If you still have issues, I can try the GUI with my NAS, which should be similar enough to help. Just let me know what distro and desktop environment you're running and what didn't work.

Does it allow me to install games via offline backup installers?

I think so? I know there's a way to import games, which I think works with an installer. Give it a shot!

WireGuard

WireGuard is just the built-in Linux kernel support for VPNs. The main alternative is OpenVPN, which runs as a regular program and generally has worse performance and VPN providers can be finicky about which clients work properly.

So if a VPN service offers WireGuard, prefer that and things will probably work more smoothly.

Next time you're booted into Linux, try the network drive thing again, maybe it'll work better. I'm guessing you missed a checkbox or something to reconnect after a reboot.

Perhaps...

Problem is I don't have Linux installed anymore. After my switching attempt catastrophically failed last time, I (reluctantly) reinstalled Windows.

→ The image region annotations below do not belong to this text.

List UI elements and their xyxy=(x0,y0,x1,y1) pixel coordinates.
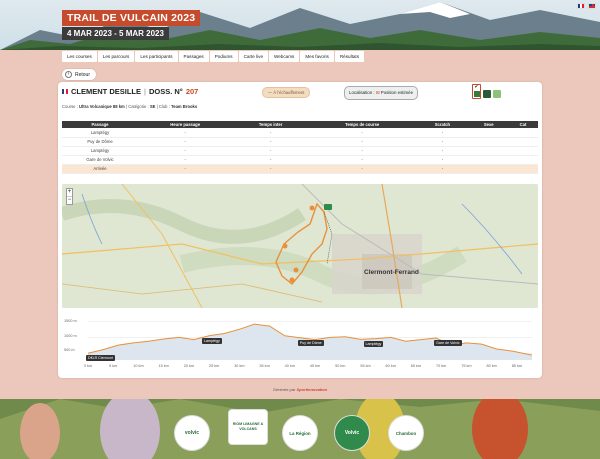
checkpoint-tag[interactable]: Lamptégy xyxy=(202,337,222,344)
col-temps-course: Temps de course xyxy=(308,121,416,128)
live-map[interactable]: + − Clermont-Ferrand xyxy=(62,184,538,308)
layer-map-button[interactable]: ✔ xyxy=(472,84,481,99)
col-passage: Passage xyxy=(62,121,139,128)
checkpoint-tag[interactable]: Lamptégy xyxy=(363,341,384,348)
checkpoint-tag[interactable]: Gare de Volvic xyxy=(434,340,462,347)
table-row: Lamptégy - - - - xyxy=(62,128,538,138)
col-heure: Heure passage xyxy=(138,121,233,128)
header-banner: TRAIL DE VULCAIN 2023 4 MAR 2023 - 5 MAR… xyxy=(0,0,600,50)
x-tick-label: 40 km xyxy=(284,364,295,368)
col-scratch: Scratch xyxy=(415,121,470,128)
nav-item-podiums[interactable]: Podiums xyxy=(209,51,238,62)
runner-heading: CLEMENT DESILLE | DOSS. N° 207 xyxy=(62,87,198,96)
live-status-button[interactable]: — À l'échauffement xyxy=(262,87,311,98)
category-value: SE xyxy=(149,104,156,109)
x-tick-label: 85 km xyxy=(511,364,523,368)
main-nav: Les courses Les parcours Les participant… xyxy=(62,51,364,62)
sponsor-logo[interactable]: volvic xyxy=(174,415,210,451)
generated-by: Générée par Sportinnovation xyxy=(272,387,328,392)
x-tick-label: 80 km xyxy=(486,364,497,368)
flag-fr-icon[interactable] xyxy=(577,3,585,9)
back-label: Retour xyxy=(75,71,91,78)
city-label: Clermont-Ferrand xyxy=(364,269,419,276)
course-value: Ultra Volcanique 88 km xyxy=(79,104,125,109)
flag-uk-icon[interactable] xyxy=(588,3,596,9)
elevation-profile: 1500 m 1000 m 500 m 0 km 5 km 10 km 15 km 20… xyxy=(62,314,538,374)
dossard-number: 207 xyxy=(185,87,199,96)
y-tick-label: 1500 m xyxy=(64,319,77,323)
x-tick-label: 15 km xyxy=(158,364,169,368)
start-marker-icon[interactable] xyxy=(324,204,332,210)
event-title: TRAIL DE VULCAIN 2023 xyxy=(62,10,201,26)
footer-banner: volvic RIOM LIMAGNE & VOLCANS La Région … xyxy=(0,399,600,459)
runner-card: CLEMENT DESILLE | DOSS. N° 207 Course : … xyxy=(58,82,542,378)
table-row: Gare de Volvic - - - - xyxy=(62,155,538,165)
table-row: Puy de Dôme - - - - xyxy=(62,137,538,147)
nav-item-participants[interactable]: Les participants xyxy=(135,51,178,62)
zoom-in-button[interactable]: + xyxy=(67,189,72,196)
x-tick-label: 30 km xyxy=(234,364,245,368)
x-tick-label: 25 km xyxy=(208,364,220,368)
sponsor-logo[interactable]: RIOM LIMAGNE & VOLCANS xyxy=(228,409,268,445)
club-value: Team Brooks xyxy=(171,104,198,109)
x-tick-label: 5 km xyxy=(109,364,118,368)
checkpoint-tag[interactable]: Puy de Dôme xyxy=(297,339,324,346)
sponsor-logo[interactable]: Volvic xyxy=(334,415,370,451)
col-sexe: Sexe xyxy=(469,121,508,128)
map-tiles xyxy=(62,184,538,308)
col-cat: Cat xyxy=(507,121,538,128)
flag-fr-icon xyxy=(62,89,68,94)
nav-item-favoris[interactable]: Mes favoris xyxy=(300,51,334,62)
x-tick-label: 20 km xyxy=(183,364,195,368)
x-tick-label: 0 km xyxy=(83,364,93,368)
y-tick-label: 1000 m xyxy=(64,334,77,338)
zoom-control: + − xyxy=(66,188,73,205)
x-tick-label: 65 km xyxy=(410,364,422,368)
y-tick-label: 500 m xyxy=(64,348,75,352)
check-icon: ✔ xyxy=(474,84,479,90)
nav-item-parcours[interactable]: Les parcours xyxy=(97,51,135,62)
x-tick-label: 35 km xyxy=(259,364,270,368)
layer-terrain-button[interactable] xyxy=(493,90,501,98)
sponsor-logo[interactable]: Chambon xyxy=(388,415,424,451)
sponsor-logo[interactable]: La Région xyxy=(282,415,318,451)
col-temps-inter: Temps inter xyxy=(232,121,309,128)
table-row-arrivee: Arrivée - - - - xyxy=(62,164,538,174)
checkpoint-tag[interactable]: D€LR Clermont xyxy=(86,355,115,362)
table-row: Lamptégy - - - - xyxy=(62,146,538,156)
back-button[interactable]: ‹ Retour xyxy=(62,69,97,80)
x-tick-label: 55 km xyxy=(360,364,371,368)
passages-table: Passage Heure passage Temps inter Temps … xyxy=(62,121,538,174)
x-tick-label: 70 km xyxy=(436,364,447,368)
brand-logo[interactable]: Sportinnovation xyxy=(296,387,327,392)
map-layer-tools: ✔ xyxy=(472,84,501,99)
x-tick-label: 45 km xyxy=(309,364,321,368)
x-tick-label: 10 km xyxy=(133,364,144,368)
event-dates: 4 MAR 2023 - 5 MAR 2023 xyxy=(62,27,169,40)
nav-item-resultats[interactable]: Résultats xyxy=(334,51,364,62)
dossard-label: DOSS. N° xyxy=(148,87,183,96)
runner-name: CLEMENT DESILLE xyxy=(71,87,142,96)
language-switcher xyxy=(577,3,596,9)
zoom-out-button[interactable]: − xyxy=(67,196,72,204)
localisation-button[interactable]: Localisation : ⊡ Position estimée xyxy=(344,86,419,100)
x-tick-label: 60 km xyxy=(385,364,396,368)
nav-item-webcams[interactable]: Webcams xyxy=(269,51,300,62)
x-tick-label: 75 km xyxy=(461,364,472,368)
layer-satellite-button[interactable] xyxy=(483,90,491,98)
nav-item-carte-live[interactable]: Carte live xyxy=(238,51,268,62)
nav-item-passages[interactable]: Passages xyxy=(178,51,209,62)
runner-meta: Course : Ultra Volcanique 88 km | Catégo… xyxy=(62,104,198,109)
arrow-left-icon: ‹ xyxy=(65,71,72,78)
location-pin-icon: ⊡ xyxy=(375,90,380,95)
nav-item-courses[interactable]: Les courses xyxy=(62,51,97,62)
x-tick-label: 50 km xyxy=(335,364,346,368)
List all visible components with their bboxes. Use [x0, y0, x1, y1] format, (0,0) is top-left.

WireGuard is just the built-in Linux kernel support for VPNs. The main alternative is OpenVPN, which runs as a regular program and generally has worse performance and VPN providers can be finicky about which clients work properly.

So if a VPN service offers WireGuard, prefer that and things will probably work more smoothly.

Oh! That makes sense. I can't remember if ProtonVPN offers WireGuard support for Linux... I know it does for Windows.